• Fed reveals plans to buy bonds from 794 companies
  • 10% of the index is made up of 6 companies
  • $8.7 billion in corporate debt bought as of June 24

Yesterday the U.S. Federal Reserve released a list of nearly 800 companies whose investment-grade (as of March 22) debt it plans to buy on the secondary market in order to support financial markets. The individual bond purchases pumping in liquidity are done through the newly created Secondary Market Corporate Credit Facility (SMCCF), and the borrowers are chosen based on a broad, diversified market index. The constituents will be refreshed periodically to add or remove bonds, and the index will be published once a month.

Below are the 100 biggest constituents based on weighting:

The Fed began this program on June 16, and it's set to expire September 30. It has so far bought individual bonds worth almost $429 million from 86 companies. Consumer sector firms (cyclical and non-cyclical) make up a third of the index.
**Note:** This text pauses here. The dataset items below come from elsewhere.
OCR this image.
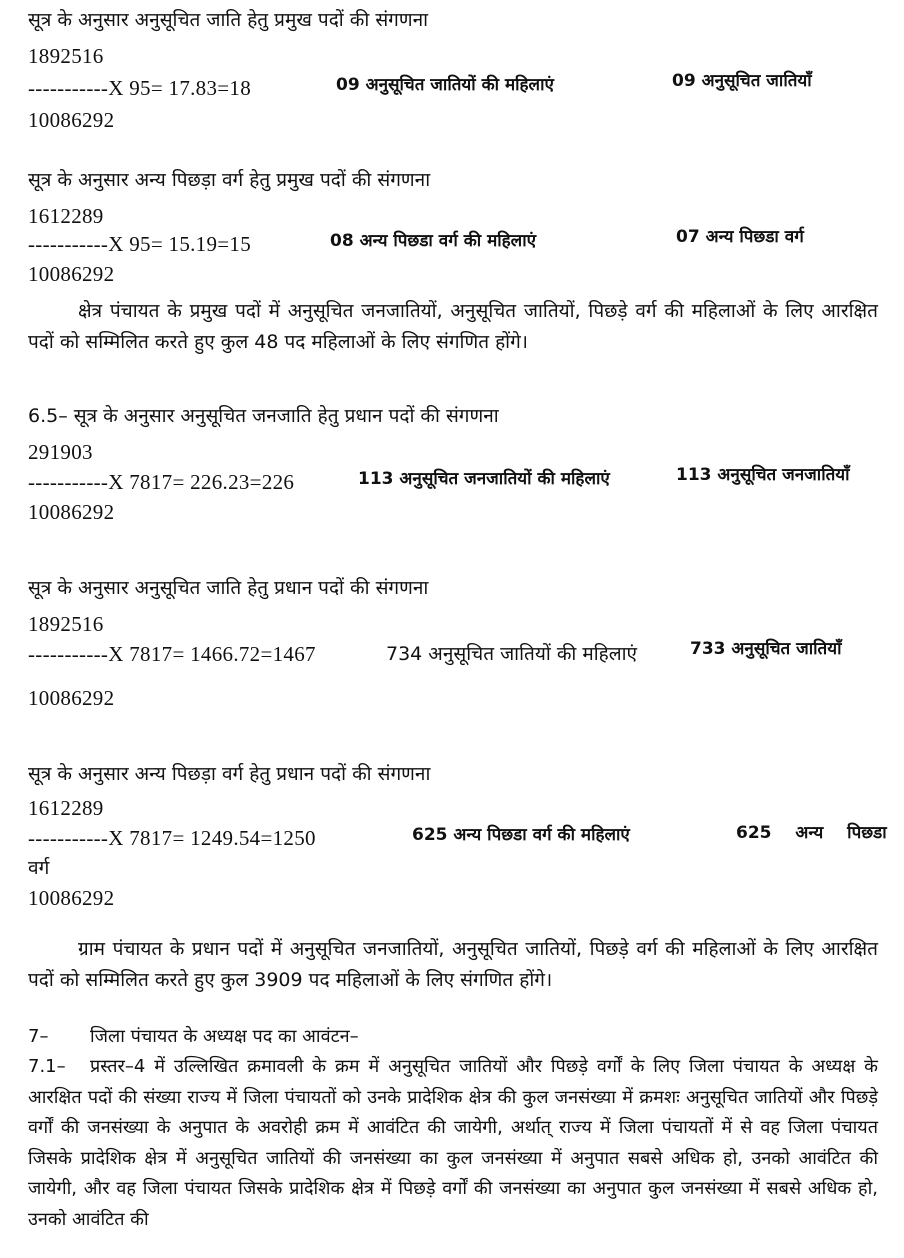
सूत्र के अनुसार अनुसूचित जाति हेतु प्रमुख पदों की संगणना
1892516
-----------X 95= 17.83=18	09 अनुसूचित जातियों की महिलाएं	09 अनुसूचित जातियाँ
10086292
सूत्र के अनुसार अन्य पिछड़ा वर्ग हेतु प्रमुख पदों की संगणना
1612289
-----------X 95= 15.19=15	08 अन्य पिछडा वर्ग की महिलाएं	07 अन्य पिछडा वर्ग
10086292
क्षेत्र पंचायत के प्रमुख पदों में अनुसूचित जनजातियों, अनुसूचित जातियों, पिछड़े वर्ग की महिलाओं के लिए आरक्षित पदों को सम्मिलित करते हुए कुल 48 पद महिलाओं के लिए संगणित होंगे।
6.5– सूत्र के अनुसार अनुसूचित जनजाति हेतु प्रधान पदों की संगणना
291903
-----------X 7817= 226.23=226	113 अनुसूचित जनजातियों की महिलाएं	113 अनुसूचित जनजातियाँ
10086292
सूत्र के अनुसार अनुसूचित जाति हेतु प्रधान पदों की संगणना
1892516
-----------X 7817= 1466.72=1467	734 अनुसूचित जातियों की महिलाएं	733 अनुसूचित जातियाँ
10086292
सूत्र के अनुसार अन्य पिछड़ा वर्ग हेतु प्रधान पदों की संगणना
1612289
-----------X 7817= 1249.54=1250	625 अन्य पिछडा वर्ग की महिलाएं	625 अन्य पिछडा
वर्ग
10086292
ग्राम पंचायत के प्रधान पदों में अनुसूचित जनजातियों, अनुसूचित जातियों, पिछड़े वर्ग की महिलाओं के लिए आरक्षित पदों को सम्मिलित करते हुए कुल 3909 पद महिलाओं के लिए संगणित होंगे।
7– जिला पंचायत के अध्यक्ष पद का आवंटन–
7.1– प्रस्तर–4 में उल्लिखित क्रमावली के क्रम में अनुसूचित जातियों और पिछड़े वर्गों के लिए जिला पंचायत के अध्यक्ष के आरक्षित पदों की संख्या राज्य में जिला पंचायतों को उनके प्रादेशिक क्षेत्र की कुल जनसंख्या में क्रमशः अनुसूचित जातियों और पिछड़े वर्गों की जनसंख्या के अनुपात के अवरोही क्रम में आवंटित की जायेगी, अर्थात् राज्य में जिला पंचायतों में से वह जिला पंचायत जिसके प्रादेशिक क्षेत्र में अनुसूचित जातियों की जनसंख्या का कुल जनसंख्या में अनुपात सबसे अधिक हो, उनको आवंटित की जायेगी, और वह जिला पंचायत जिसके प्रादेशिक क्षेत्र में पिछड़े वर्गों की जनसंख्या का अनुपात कुल जनसंख्या में सबसे अधिक हो, उनको आवंटित की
The list has certainly raised some eyebrows and questions about why the central bank thinks buying bonds from cash-rich companies like Apple or foreign companies like Volkswagen and Toyota is good for the American economy. The Wall Street Journal's Nick Timiraos pointed out that the top six companies – Toyota, Volkswagen, Daimler, AT&T, Apple and Verizon – make up 10% of the index. The Fed's bond-buying, which has led to record issuances this year, has also been blamed for causing a disconnect between the economy and the stock market. 

The Fed is also buying corporate bond ETFs as part of this $750 billion emergency lending program to buy corporate debt. As of June 16, it has bought $6.8 billion in corporate bond ETFs. (see below) This includes $1.7 billion worth of iShares iBoxx U.S. Dollar Investment Grade Corporate Bond ETF (LQD). Total corporate debt purchased through the Corporate Credit Facilities was $8.7 billion through June 24.